The reason we ended up in London this summer was my daughters’ passion for anything Harry Potter. Over the years the two of them read and re-read the books many times, and watched all the movies repeatedly. For several years on Halloween they dressed up as characters from the series. When young, they dressed up as “good” characters such as Hermione. Later, as they entered their teens, they preferred to dress up as more wicked, goth-looking Death Eaters.
A few years ago they forced us to visit Disney World, where we spent a couple of LONG days pacing up and down Diagon Alley. The girls coerced us into standing FIVE TIMES in the exceedingly long lines leading to Olivander’s Wand Shop. They hoped that a wand will choose them, as it did all young wizards. Little scientists as they were, they soon realized that the wands seemed to have a pattern: they always picked kids from a specific part of the store, one time a boy, the next a girl. And so, on the fifth attempt, my girls managed to squeeze right into that golden spot. Lo and behold, viola! — a wand picked one of them! A rather expensive one at that, as we later learned at the checkout counter…
This year, after much begging, the kids finally got their way. When summer came, we all made a pilgrimage to the Mecca of Pottermanina. Fresh off the plane, exhausted from a long flight and completely jet lagged, we had to hike all the way to King’s Cross Station to look for Platform 9 3/4. Those of us who were concerned it’ll be hard to spot soon realized there was nothing to worry about. There it was, right next to the Potter gift shop, at the end of a super-long line of giddy tourists. There were actually two or three 9 ¾ platforms, one next to the other. Each had it’s own line and half a shopping cart (the other half supposedly disappearing into the wall), flashed again and again by professional and amateur photographers alike.
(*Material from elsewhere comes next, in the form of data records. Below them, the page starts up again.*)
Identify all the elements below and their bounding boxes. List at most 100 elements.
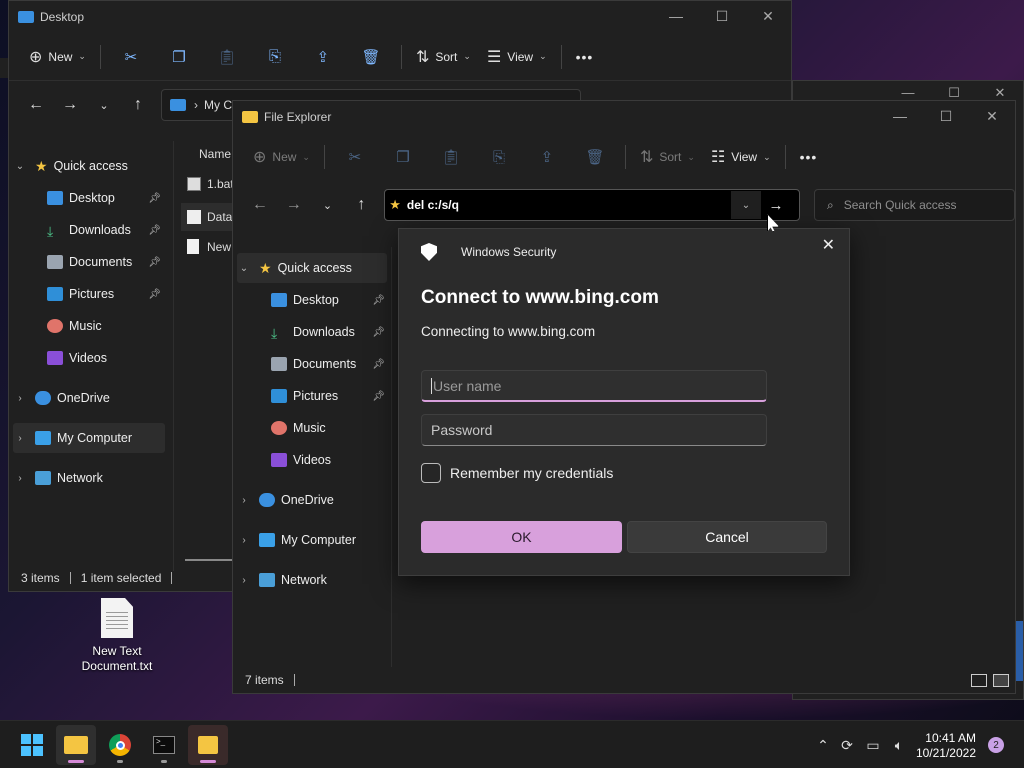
cloud-icon — [259, 493, 275, 507]
checkbox-box[interactable] — [421, 463, 441, 483]
offscreen-text — [0, 58, 8, 78]
paste-icon[interactable]: 📋︎ — [427, 141, 475, 173]
tree-documents[interactable]: Documents 📌︎ — [271, 349, 391, 379]
close-icon[interactable]: ✕ — [822, 235, 835, 255]
address-input[interactable]: del c:/s/q — [407, 198, 459, 212]
forward-icon[interactable]: → — [53, 90, 87, 120]
tree-music[interactable]: Music — [47, 311, 167, 341]
view-button[interactable]: ☷ View ⌄ — [703, 141, 779, 173]
delete-icon[interactable]: 🗑︎ — [347, 41, 395, 73]
tree-pictures[interactable]: Pictures 📌︎ — [271, 381, 391, 411]
share-icon[interactable]: ⇪ — [523, 141, 571, 173]
tree-network[interactable]: › Network — [13, 463, 163, 493]
tree-documents[interactable]: Documents 📌︎ — [47, 247, 167, 277]
tree-videos[interactable]: Videos — [271, 445, 391, 475]
volume-icon[interactable]: 🔈︎ — [886, 737, 912, 754]
remember-credentials-checkbox[interactable]: Remember my credentials — [421, 463, 613, 483]
star-icon: ★ — [259, 259, 272, 276]
tree-quick-access[interactable]: ⌄ ★ Quick access — [13, 151, 163, 181]
address-bar[interactable]: ★ del c:/s/q ⌄ → — [384, 189, 800, 221]
notification-badge[interactable]: 2 — [988, 737, 1004, 753]
horizontal-scrollbar[interactable] — [185, 559, 235, 561]
file-row[interactable]: 1.bat — [187, 177, 234, 191]
password-input[interactable]: Password — [421, 414, 767, 446]
close-icon[interactable]: ✕ — [745, 1, 791, 31]
videos-icon — [271, 453, 287, 467]
cut-icon[interactable]: ✂ — [107, 41, 155, 73]
music-icon — [47, 319, 63, 333]
details-view-icon[interactable] — [971, 673, 987, 687]
recent-chevron-icon[interactable]: ⌄ — [87, 90, 121, 120]
bg-minimize-icon[interactable]: — — [885, 85, 931, 101]
sort-button[interactable]: ⇅ Sort ⌄ — [632, 141, 703, 173]
address-dropdown-icon[interactable]: ⌄ — [731, 191, 761, 219]
network-icon[interactable]: ▭ — [860, 737, 886, 754]
tree-onedrive[interactable]: › OneDrive — [13, 383, 163, 413]
bg-maximize-icon[interactable]: ☐ — [931, 85, 977, 101]
credentials-dialog: Windows Security ✕ Connect to www.bing.c… — [398, 228, 850, 576]
tree-desktop[interactable]: Desktop 📌︎ — [271, 285, 391, 315]
cut-icon[interactable]: ✂ — [331, 141, 379, 173]
start-button[interactable] — [12, 725, 52, 765]
paste-icon[interactable]: 📋︎ — [203, 41, 251, 73]
tree-my-computer[interactable]: › My Computer — [237, 525, 387, 555]
tree-music[interactable]: Music — [271, 413, 391, 443]
view-icon: ☷ — [710, 149, 726, 166]
tree-my-computer[interactable]: › My Computer — [13, 423, 165, 453]
copy-icon[interactable]: ❐ — [379, 141, 427, 173]
up-icon[interactable]: ↑ — [121, 90, 155, 120]
desktop-file-icon[interactable]: New Text Document.txt — [74, 598, 160, 674]
back-icon[interactable]: ← — [243, 190, 277, 220]
minimize-icon[interactable]: — — [653, 1, 699, 31]
forward-icon[interactable]: → — [277, 190, 311, 220]
tree-network[interactable]: › Network — [237, 565, 387, 595]
recent-chevron-icon[interactable]: ⌄ — [311, 190, 345, 220]
desktop-folder-icon — [18, 11, 34, 23]
ok-button[interactable]: OK — [421, 521, 622, 553]
up-icon[interactable]: ↑ — [344, 190, 378, 220]
cancel-button[interactable]: Cancel — [627, 521, 827, 553]
close-icon[interactable]: ✕ — [969, 101, 1015, 131]
tree-pictures[interactable]: Pictures 📌︎ — [47, 279, 167, 309]
more-options-button[interactable]: ••• — [792, 141, 826, 173]
taskbar-file-explorer[interactable] — [56, 725, 96, 765]
delete-icon[interactable]: 🗑︎ — [571, 141, 619, 173]
new-button[interactable]: ⊕ New ⌄ — [21, 41, 94, 73]
maximize-icon[interactable]: ☐ — [699, 1, 745, 31]
search-input[interactable]: ⌕ Search Quick access — [814, 189, 1016, 221]
minimize-icon[interactable]: — — [877, 101, 923, 131]
chevron-up-icon[interactable]: ⌃ — [812, 737, 834, 754]
more-options-button[interactable]: ••• — [568, 41, 602, 73]
back-icon[interactable]: ← — [19, 90, 53, 120]
sort-button[interactable]: ⇅ Sort ⌄ — [408, 41, 479, 73]
taskbar-explorer-2[interactable] — [188, 725, 228, 765]
tree-onedrive[interactable]: › OneDrive — [237, 485, 387, 515]
bg-close-icon[interactable]: ✕ — [977, 85, 1023, 101]
view-button[interactable]: ☰ View ⌄ — [479, 41, 555, 73]
download-icon: ⤓ — [271, 325, 278, 341]
maximize-icon[interactable]: ☐ — [923, 101, 969, 131]
clock[interactable]: 10:41 AM 10/21/2022 — [916, 731, 976, 761]
share-icon[interactable]: ⇪ — [299, 41, 347, 73]
remember-label: Remember my credentials — [450, 465, 614, 481]
windows-logo-icon — [21, 734, 43, 756]
file-row[interactable]: New — [187, 239, 231, 254]
tree-videos[interactable]: Videos — [47, 343, 167, 373]
tree-downloads[interactable]: ⤓ Downloads 📌︎ — [47, 215, 167, 245]
tree-quick-access[interactable]: ⌄ ★ Quick access — [237, 253, 387, 283]
column-header-name[interactable]: Name — [199, 147, 231, 161]
rename-icon[interactable]: ⎘ — [251, 41, 299, 73]
tiles-view-icon[interactable] — [993, 673, 1009, 687]
go-arrow-icon[interactable]: → — [761, 197, 791, 214]
tree-desktop[interactable]: Desktop 📌︎ — [47, 183, 167, 213]
rename-icon[interactable]: ⎘ — [475, 141, 523, 173]
tree-downloads[interactable]: ⤓ Downloads 📌︎ — [271, 317, 391, 347]
copy-icon[interactable]: ❐ — [155, 41, 203, 73]
pin-icon: 📌︎ — [148, 288, 161, 300]
sync-icon[interactable]: ⟳ — [834, 737, 860, 754]
desktop-icon — [271, 293, 287, 307]
username-input[interactable]: User name — [421, 370, 767, 402]
taskbar-chrome[interactable] — [100, 725, 140, 765]
new-button[interactable]: ⊕ New ⌄ — [245, 141, 318, 173]
taskbar-terminal[interactable]: >_ — [144, 725, 184, 765]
The next day we went to Leadenhall Market, the filming location for Hogs Head:
Then we crossed Millennium Bridge. This is the bridge the Death Eaters destroyed in Harry Potter and the Half-Blood Prince:
When we went to the London Zoo a few days later, our very first stop was naturally the reptile exhibition:
Not surprisingly, this beautiful village appeared in several movies. To my kids, however, only the Potter movies mattered. And of all the nice houses, only one was worth a thorough look. The building they cared about appeared in the Philosopher’s Stone, where it was featured as the outside of the Potter birth home at Godric’s Hollow:
Sadly, we couldn’t visit Lacock Abbey, another Potter shooting location. The abbey was closed when we arrived.
Of course a Potter trip could not be complete without a day at the Warner Bros. Studios. But that, I think, is worth its own post.